Saturday, May 06, 2006

 

The Avenger

When history derailed the presidency of Al Gore, it may actually have increased his power to save the planet. Freed from the restraints of elected office, the former vice president is now widely regarded as America's most persuasive and passionate spokesman on global warming. "Rescuing the environment from climate collapse was a -- if not the -- defining issue of my political career," says Gore, 57. "And you can be damn sure I'm not giving up on it now."

No public figure has a deeper working knowledge of the climate crisis. Gore studied the effects of greenhouse-gas emissions at Harvard and held the Senate's first hearing on the science of climate change. In 1988, when he ran for president at the age of forty, his "primary motivation was to push the global-warming issue." Four years later, he wrote Earth in the Balance, the best-selling book on global warming. Not long after that, Bill Clinton, who calls Gore "one of the greatest political and scientific intellects of our time," asked him to be his running mate.

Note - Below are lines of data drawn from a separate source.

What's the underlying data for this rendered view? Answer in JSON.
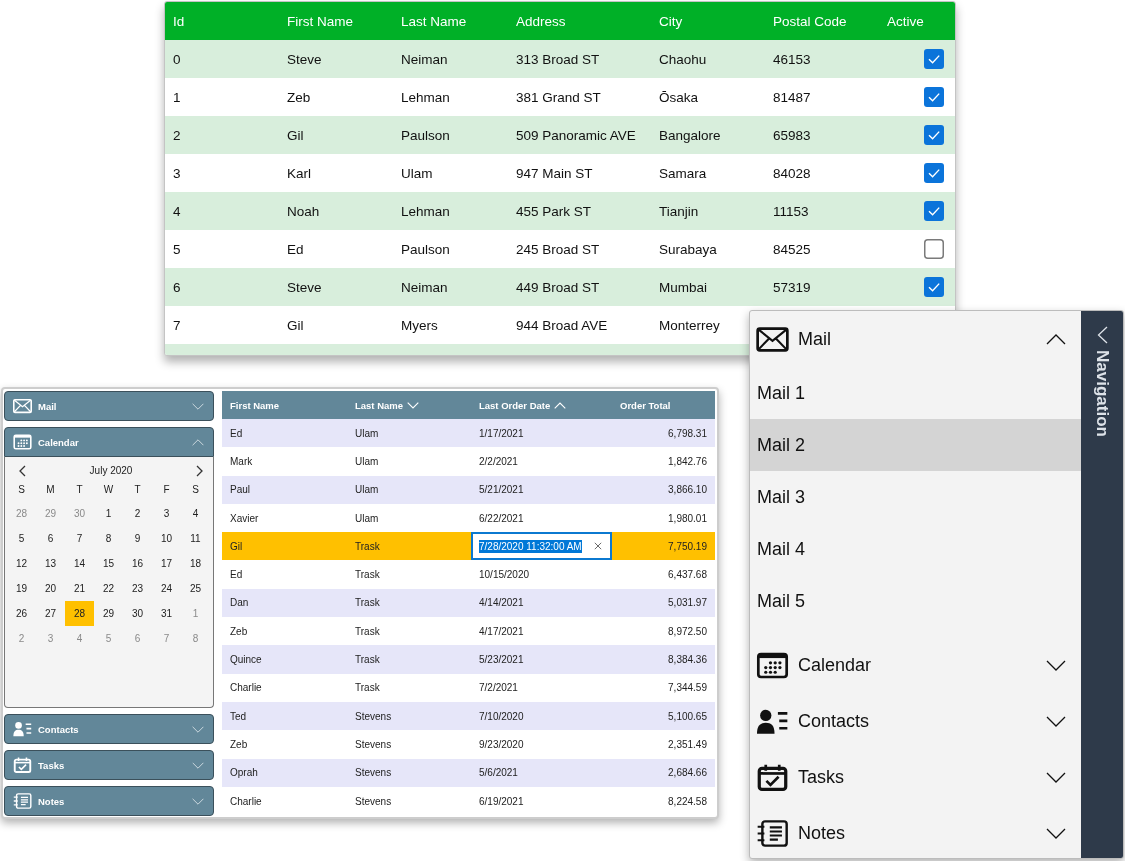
{
  "customers_grid": {
    "columns": [
      "Id",
      "First Name",
      "Last Name",
      "Address",
      "City",
      "Postal Code",
      "Active"
    ],
    "rows": [
      {
        "cells": [
          "0",
          "Steve",
          "Neiman",
          "313 Broad ST",
          "Chaohu",
          "46153"
        ],
        "active": true
      },
      {
        "cells": [
          "1",
          "Zeb",
          "Lehman",
          "381 Grand ST",
          "Ōsaka",
          "81487"
        ],
        "active": true
      },
      {
        "cells": [
          "2",
          "Gil",
          "Paulson",
          "509 Panoramic AVE",
          "Bangalore",
          "65983"
        ],
        "active": true
      },
      {
        "cells": [
          "3",
          "Karl",
          "Ulam",
          "947 Main ST",
          "Samara",
          "84028"
        ],
        "active": true
      },
      {
        "cells": [
          "4",
          "Noah",
          "Lehman",
          "455 Park ST",
          "Tianjin",
          "11153"
        ],
        "active": true
      },
      {
        "cells": [
          "5",
          "Ed",
          "Paulson",
          "245 Broad ST",
          "Surabaya",
          "84525"
        ],
        "active": false
      },
      {
        "cells": [
          "6",
          "Steve",
          "Neiman",
          "449 Broad ST",
          "Mumbai",
          "57319"
        ],
        "active": true
      },
      {
        "cells": [
          "7",
          "Gil",
          "Myers",
          "944 Broad AVE",
          "Monterrey"
        ]
      }
    ]
  },
  "orders_window": {
    "accordion": [
      {
        "kind": "mail",
        "label": "Mail",
        "expanded": false
      },
      {
        "kind": "calendar",
        "label": "Calendar",
        "expanded": true,
        "calendar": {
          "month": "July 2020",
          "weekdays": [
            "S",
            "M",
            "T",
            "W",
            "T",
            "F",
            "S"
          ],
          "weeks": [
            [
              {
                "day": "28",
                "other_month": true,
                "selected": false
              },
              {
                "day": "29",
                "other_month": true,
                "selected": false
              },
              {
                "day": "30",
                "other_month": true,
                "selected": false
              },
              {
                "day": "1",
                "other_month": false,
                "selected": false
              },
              {
                "day": "2",
                "other_month": false,
                "selected": false
              },
              {
                "day": "3",
                "other_month": false,
                "selected": false
              },
              {
                "day": "4",
                "other_month": false,
                "selected": false
              }
            ],
            [
              {
                "day": "5",
                "other_month": false,
                "selected": false
              },
              {
                "day": "6",
                "other_month": false,
                "selected": false
              },
              {
                "day": "7",
                "other_month": false,
                "selected": false
              },
              {
                "day": "8",
                "other_month": false,
                "selected": false
              },
              {
                "day": "9",
                "other_month": false,
                "selected": false
              },
              {
                "day": "10",
                "other_month": false,
                "selected": false
              },
              {
                "day": "11",
                "other_month": false,
                "selected": false
              }
            ],
            [
              {
                "day": "12",
                "other_month": false,
                "selected": false
              },
              {
                "day": "13",
                "other_month": false,
                "selected": false
              },
              {
                "day": "14",
                "other_month": false,
                "selected": false
              },
              {
                "day": "15",
                "other_month": false,
                "selected": false
              },
              {
                "day": "16",
                "other_month": false,
                "selected": false
              },
              {
                "day": "17",
                "other_month": false,
                "selected": false
              },
              {
                "day": "18",
                "other_month": false,
                "selected": false
              }
            ],
            [
              {
                "day": "19",
                "other_month": false,
                "selected": false
              },
              {
                "day": "20",
                "other_month": false,
                "selected": false
              },
              {
                "day": "21",
                "other_month": false,
                "selected": false
              },
              {
                "day": "22",
                "other_month": false,
                "selected": false
              },
              {
                "day": "23",
                "other_month": false,
                "selected": false
              },
              {
                "day": "24",
                "other_month": false,
                "selected": false
              },
              {
                "day": "25",
                "other_month": false,
                "selected": false
              }
            ],
            [
              {
                "day": "26",
                "other_month": false,
                "selected": false
              },
              {
                "day": "27",
                "other_month": false,
                "selected": false
              },
              {
                "day": "28",
                "other_month": false,
                "selected": true
              },
              {
                "day": "29",
                "other_month": false,
                "selected": false
              },
              {
                "day": "30",
                "other_month": false,
                "selected": false
              },
              {
                "day": "31",
                "other_month": false,
                "selected": false
              },
              {
                "day": "1",
                "other_month": true,
                "selected": false
              }
            ],
            [
              {
                "day": "2",
                "other_month": true,
                "selected": false
              },
              {
                "day": "3",
                "other_month": true,
                "selected": false
              },
              {
                "day": "4",
                "other_month": true,
                "selected": false
              },
              {
                "day": "5",
                "other_month": true,
                "selected": false
              },
              {
                "day": "6",
                "other_month": true,
                "selected": false
              },
              {
                "day": "7",
                "other_month": true,
                "selected": false
              },
              {
                "day": "8",
                "other_month": true,
                "selected": false
              }
            ]
          ]
        }
      },
      {
        "kind": "contacts",
        "label": "Contacts",
        "expanded": false
      },
      {
        "kind": "tasks",
        "label": "Tasks",
        "expanded": false
      },
      {
        "kind": "notes",
        "label": "Notes",
        "expanded": false
      }
    ],
    "grid": {
      "columns": [
        {
          "label": "First Name",
          "sorted": false
        },
        {
          "label": "Last Name",
          "sorted": true,
          "descending": true
        },
        {
          "label": "Last Order Date",
          "sorted": true,
          "descending": false
        },
        {
          "label": "Order Total",
          "sorted": false
        }
      ],
      "rows": [
        {
          "first_name": "Ed",
          "last_name": "Ulam",
          "last_order_date": "1/17/2021",
          "order_total": "6,798.31",
          "selected": false,
          "editing": false
        },
        {
          "first_name": "Mark",
          "last_name": "Ulam",
          "last_order_date": "2/2/2021",
          "order_total": "1,842.76",
          "selected": false,
          "editing": false
        },
        {
          "first_name": "Paul",
          "last_name": "Ulam",
          "last_order_date": "5/21/2021",
          "order_total": "3,866.10",
          "selected": false,
          "editing": false
        },
        {
          "first_name": "Xavier",
          "last_name": "Ulam",
          "last_order_date": "6/22/2021",
          "order_total": "1,980.01",
          "selected": false,
          "editing": false
        },
        {
          "first_name": "Gil",
          "last_name": "Trask",
          "last_order_date": "7/28/2020 11:32:00 AM",
          "order_total": "7,750.19",
          "selected": true,
          "editing": true
        },
        {
          "first_name": "Ed",
          "last_name": "Trask",
          "last_order_date": "10/15/2020",
          "order_total": "6,437.68",
          "selected": false,
          "editing": false
        },
        {
          "first_name": "Dan",
          "last_name": "Trask",
          "last_order_date": "4/14/2021",
          "order_total": "5,031.97",
          "selected": false,
          "editing": false
        },
        {
          "first_name": "Zeb",
          "last_name": "Trask",
          "last_order_date": "4/17/2021",
          "order_total": "8,972.50",
          "selected": false,
          "editing": false
        },
        {
          "first_name": "Quince",
          "last_name": "Trask",
          "last_order_date": "5/23/2021",
          "order_total": "8,384.36",
          "selected": false,
          "editing": false
        },
        {
          "first_name": "Charlie",
          "last_name": "Trask",
          "last_order_date": "7/2/2021",
          "order_total": "7,344.59",
          "selected": false,
          "editing": false
        },
        {
          "first_name": "Ted",
          "last_name": "Stevens",
          "last_order_date": "7/10/2020",
          "order_total": "5,100.65",
          "selected": false,
          "editing": false
        },
        {
          "first_name": "Zeb",
          "last_name": "Stevens",
          "last_order_date": "9/23/2020",
          "order_total": "2,351.49",
          "selected": false,
          "editing": false
        },
        {
          "first_name": "Oprah",
          "last_name": "Stevens",
          "last_order_date": "5/6/2021",
          "order_total": "2,684.66",
          "selected": false,
          "editing": false
        },
        {
          "first_name": "Charlie",
          "last_name": "Stevens",
          "last_order_date": "6/19/2021",
          "order_total": "8,224.58",
          "selected": false,
          "editing": false
        }
      ]
    }
  },
  "navigation_drawer": {
    "title": "Navigation",
    "sections": [
      {
        "kind": "mail",
        "label": "Mail",
        "expanded": true,
        "items": [
          {
            "label": "Mail 1",
            "selected": false
          },
          {
            "label": "Mail 2",
            "selected": true
          },
          {
            "label": "Mail 3",
            "selected": false
          },
          {
            "label": "Mail 4",
            "selected": false
          },
          {
            "label": "Mail 5",
            "selected": false
          }
        ]
      },
      {
        "kind": "calendar",
        "label": "Calendar",
        "expanded": false
      },
      {
        "kind": "contacts",
        "label": "Contacts",
        "expanded": false
      },
      {
        "kind": "tasks",
        "label": "Tasks",
        "expanded": false
      },
      {
        "kind": "notes",
        "label": "Notes",
        "expanded": false
      }
    ]
  }
}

As vice president, Gore was a chief architect of the Kyoto Protocol, the historic accord on reducing carbon-dioxide emissions. But the Senate refused to ratify the treaty, calling the evidence "inconclusive." Now that the scientific consensus is irrefutable, Gore considers it "damned immoral" that the White House and Congress continue to block action on global warming. "This is an emergency of historic proportions," he says. "We are in a race against time. There is a brave and hearty band of about two percent of Washington officials who are working on this, but ninety-eight percent are in denial."

These days, Gore devotes much of his energy to pressuring Washington to act. Since 2001, he has traveled the world giving a riveting presentation titled "Global Warming: A Planetary Emergency," a lecture and multimedia display that lays out the causes and consequences of what Gore calls "the collision between civilization and the Earth." And last year, he co-founded an investment firm that supports climate-change initiatives and sustainable development.

For Gore, who grew up on a cattle farm in Tennessee and keeps a picture of environmental pioneer Rachel Carson on his desk, global warming is as much a moral issue as a scientific one. But despite the urgency of the issue, he remains, at heart, more an optimist than a doomsayer. "If Americans act immediately, we can innovate our way out of this problem," Gore says. "We must use our political institutions, our democracy, our free speech, our reasoning capacity, our citizenship, our hearts and reason with one another, see the reality of this problem and act as Americans."